Par acte de commissaire de justice en date du 12 septembre 2024, la société par actions simplifiée CASTORAMA FRANCE a fait assigner la société anonyme GAN ASSURANCES en intervention forcée devant le juge des référés du tribunal judiciaire de Meaux.
A l’audience du 13 novembre 2024, à laquelle l’affaire a été retenue, les époux [S] ont maintenu les termes de leurs exploits introductifs d’instance en soutenant avoir commandé un poêle à bois auprès de la société CASTORAMA FRANCE, que ledit poêle a été installé par la société ECO GRANUL’ et que sont apparus, dès les premières chauffes, des refoulement de fumées par les interstices du poêle. Ils exposent que l’expertise amiable menée a conclu à une détérioration prématurée du poêle et à un défaut de ventilation.
Par conclusions déposées et soutenues oralement à l’audience, la société par actions simplifiée CASTORAMA FRANCE a formulé les protestations et réserves d’usage, a sollicité que les frais soient laissés à la charges des époux [S] et a demandé que les dépens soient réservés.
La société anonyme GAN ASSURANCES a formule les protestations et réserves d’usage.
Bien que régulièrement assignée, la société à responsabilité limitée ECO GRANUL’ n’a pas comparu. La décision étant susceptible d’appel, il sera statué par décision réputée contradictoire.

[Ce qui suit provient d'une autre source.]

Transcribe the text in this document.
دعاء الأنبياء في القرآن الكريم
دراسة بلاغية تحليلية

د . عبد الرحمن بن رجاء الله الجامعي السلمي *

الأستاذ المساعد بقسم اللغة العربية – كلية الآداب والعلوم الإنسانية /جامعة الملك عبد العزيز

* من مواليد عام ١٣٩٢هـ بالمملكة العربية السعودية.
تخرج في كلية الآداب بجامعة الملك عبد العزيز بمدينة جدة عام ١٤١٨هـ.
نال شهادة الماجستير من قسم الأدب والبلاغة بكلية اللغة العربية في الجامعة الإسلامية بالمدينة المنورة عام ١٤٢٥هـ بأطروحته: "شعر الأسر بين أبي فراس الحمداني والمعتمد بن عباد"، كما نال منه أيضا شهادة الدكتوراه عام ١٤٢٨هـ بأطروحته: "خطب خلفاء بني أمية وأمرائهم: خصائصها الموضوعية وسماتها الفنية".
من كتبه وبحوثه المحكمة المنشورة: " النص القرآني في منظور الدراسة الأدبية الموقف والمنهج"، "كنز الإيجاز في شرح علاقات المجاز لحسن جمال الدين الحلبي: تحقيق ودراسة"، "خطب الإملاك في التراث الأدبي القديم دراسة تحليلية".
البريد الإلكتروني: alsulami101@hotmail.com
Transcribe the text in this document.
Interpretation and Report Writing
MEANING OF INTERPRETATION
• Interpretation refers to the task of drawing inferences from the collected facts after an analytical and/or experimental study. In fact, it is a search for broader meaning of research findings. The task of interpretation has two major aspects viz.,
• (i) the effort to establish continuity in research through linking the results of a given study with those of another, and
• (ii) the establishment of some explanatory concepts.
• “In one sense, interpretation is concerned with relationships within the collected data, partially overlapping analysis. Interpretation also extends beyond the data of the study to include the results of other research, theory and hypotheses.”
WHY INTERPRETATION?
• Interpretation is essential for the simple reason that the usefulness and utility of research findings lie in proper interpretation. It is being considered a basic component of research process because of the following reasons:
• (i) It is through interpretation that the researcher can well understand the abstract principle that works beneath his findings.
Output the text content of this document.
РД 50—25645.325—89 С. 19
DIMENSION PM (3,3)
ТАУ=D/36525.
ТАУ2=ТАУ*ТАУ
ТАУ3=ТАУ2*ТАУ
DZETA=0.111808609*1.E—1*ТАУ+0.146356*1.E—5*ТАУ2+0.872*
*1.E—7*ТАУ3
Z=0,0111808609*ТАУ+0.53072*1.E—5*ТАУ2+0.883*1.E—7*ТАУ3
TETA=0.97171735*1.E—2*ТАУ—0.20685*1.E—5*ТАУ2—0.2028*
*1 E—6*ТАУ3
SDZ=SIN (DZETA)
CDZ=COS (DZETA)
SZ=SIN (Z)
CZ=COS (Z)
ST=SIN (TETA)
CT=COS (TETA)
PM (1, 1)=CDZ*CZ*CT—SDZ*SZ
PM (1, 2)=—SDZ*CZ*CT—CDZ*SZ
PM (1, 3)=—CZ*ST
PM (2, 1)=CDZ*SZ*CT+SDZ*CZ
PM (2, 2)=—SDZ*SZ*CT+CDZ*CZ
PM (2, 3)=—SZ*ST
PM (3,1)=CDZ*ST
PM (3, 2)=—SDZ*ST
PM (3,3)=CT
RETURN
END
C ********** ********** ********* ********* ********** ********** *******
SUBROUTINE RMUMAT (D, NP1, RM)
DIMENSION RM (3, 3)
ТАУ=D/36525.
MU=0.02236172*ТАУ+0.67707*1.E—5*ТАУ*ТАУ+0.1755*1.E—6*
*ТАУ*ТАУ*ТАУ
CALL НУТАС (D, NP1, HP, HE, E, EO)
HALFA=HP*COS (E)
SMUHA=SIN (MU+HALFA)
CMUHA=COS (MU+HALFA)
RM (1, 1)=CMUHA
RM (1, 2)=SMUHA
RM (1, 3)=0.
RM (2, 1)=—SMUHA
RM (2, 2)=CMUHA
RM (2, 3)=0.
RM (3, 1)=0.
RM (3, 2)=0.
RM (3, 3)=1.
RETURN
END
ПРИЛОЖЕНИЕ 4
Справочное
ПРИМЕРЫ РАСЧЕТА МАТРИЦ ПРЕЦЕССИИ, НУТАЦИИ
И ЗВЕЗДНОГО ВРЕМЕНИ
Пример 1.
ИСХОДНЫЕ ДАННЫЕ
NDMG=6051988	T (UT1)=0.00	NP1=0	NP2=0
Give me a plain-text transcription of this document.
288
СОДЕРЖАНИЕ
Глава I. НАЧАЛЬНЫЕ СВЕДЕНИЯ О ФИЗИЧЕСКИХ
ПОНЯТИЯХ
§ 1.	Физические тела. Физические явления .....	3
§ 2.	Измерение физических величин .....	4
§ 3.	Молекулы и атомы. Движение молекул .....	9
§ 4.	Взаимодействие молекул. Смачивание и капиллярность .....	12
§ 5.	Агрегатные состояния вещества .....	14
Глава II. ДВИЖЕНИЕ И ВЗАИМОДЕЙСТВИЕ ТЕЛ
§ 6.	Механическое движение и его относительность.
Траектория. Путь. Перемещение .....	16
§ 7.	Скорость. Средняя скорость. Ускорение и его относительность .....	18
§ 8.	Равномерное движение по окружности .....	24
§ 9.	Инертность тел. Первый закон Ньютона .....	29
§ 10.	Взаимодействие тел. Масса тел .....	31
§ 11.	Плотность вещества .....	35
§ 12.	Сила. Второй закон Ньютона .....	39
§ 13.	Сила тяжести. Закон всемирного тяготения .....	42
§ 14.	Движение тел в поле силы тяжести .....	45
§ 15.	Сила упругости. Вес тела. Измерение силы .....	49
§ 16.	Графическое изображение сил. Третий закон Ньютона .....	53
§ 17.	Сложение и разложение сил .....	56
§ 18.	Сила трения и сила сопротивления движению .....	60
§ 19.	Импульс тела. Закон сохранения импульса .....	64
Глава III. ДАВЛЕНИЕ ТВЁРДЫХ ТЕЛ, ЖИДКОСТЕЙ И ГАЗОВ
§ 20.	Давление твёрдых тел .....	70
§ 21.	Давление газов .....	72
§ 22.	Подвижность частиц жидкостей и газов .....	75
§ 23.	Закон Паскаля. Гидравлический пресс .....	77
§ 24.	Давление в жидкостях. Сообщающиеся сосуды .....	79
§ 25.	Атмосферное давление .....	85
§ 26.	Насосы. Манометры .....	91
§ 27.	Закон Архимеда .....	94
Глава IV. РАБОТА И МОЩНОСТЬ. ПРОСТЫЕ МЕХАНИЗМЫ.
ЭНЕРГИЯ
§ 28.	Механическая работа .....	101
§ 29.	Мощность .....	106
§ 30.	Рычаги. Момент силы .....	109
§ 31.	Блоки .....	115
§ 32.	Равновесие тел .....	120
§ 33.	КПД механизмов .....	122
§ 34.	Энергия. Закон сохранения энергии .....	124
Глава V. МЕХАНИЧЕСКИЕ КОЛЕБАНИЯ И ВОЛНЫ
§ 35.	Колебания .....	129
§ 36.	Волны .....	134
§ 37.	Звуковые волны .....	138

L’affaire a été mise en délibéré au 04 décembre 2024, date de la présente ordonnance.
SUR CE,
En application de l’article 472 du code de procédure civile, lorsque le défendeur ne comparaît pas, il est néanmoins statué sur le fond. Le juge ne fait droit à la demande que dans la mesure où il l’estime régulière, recevable et bien fondée.
Sur la jonction
La société anonyme GAN ASSURANCES ayant été assignée en intervention forcée en sa qualité d’assureur de la société ECO GRANUL', il apparaît que les affaires enregistrées sous les n°RG 24/641 et 24/815 sont liées, et qu’il est de l’intérêt d’une bonne justice de procéder à la jonction des instances en applications des dispositions de l’article 367 du code de procédure civile, sous le n°RG 24/641.
Sur l’expertise
Aux termes de l’article 145 du code de procédure civile : « S’il existe un motif légitime de conserver ou d’établir avant tout procès la preuve de faits dont pourrait dépendre la solution d’un litige, les mesures d’instruction légalement admissibles peuvent être ordonnées à la demande de tout intéressé, sur requête ou en référé ».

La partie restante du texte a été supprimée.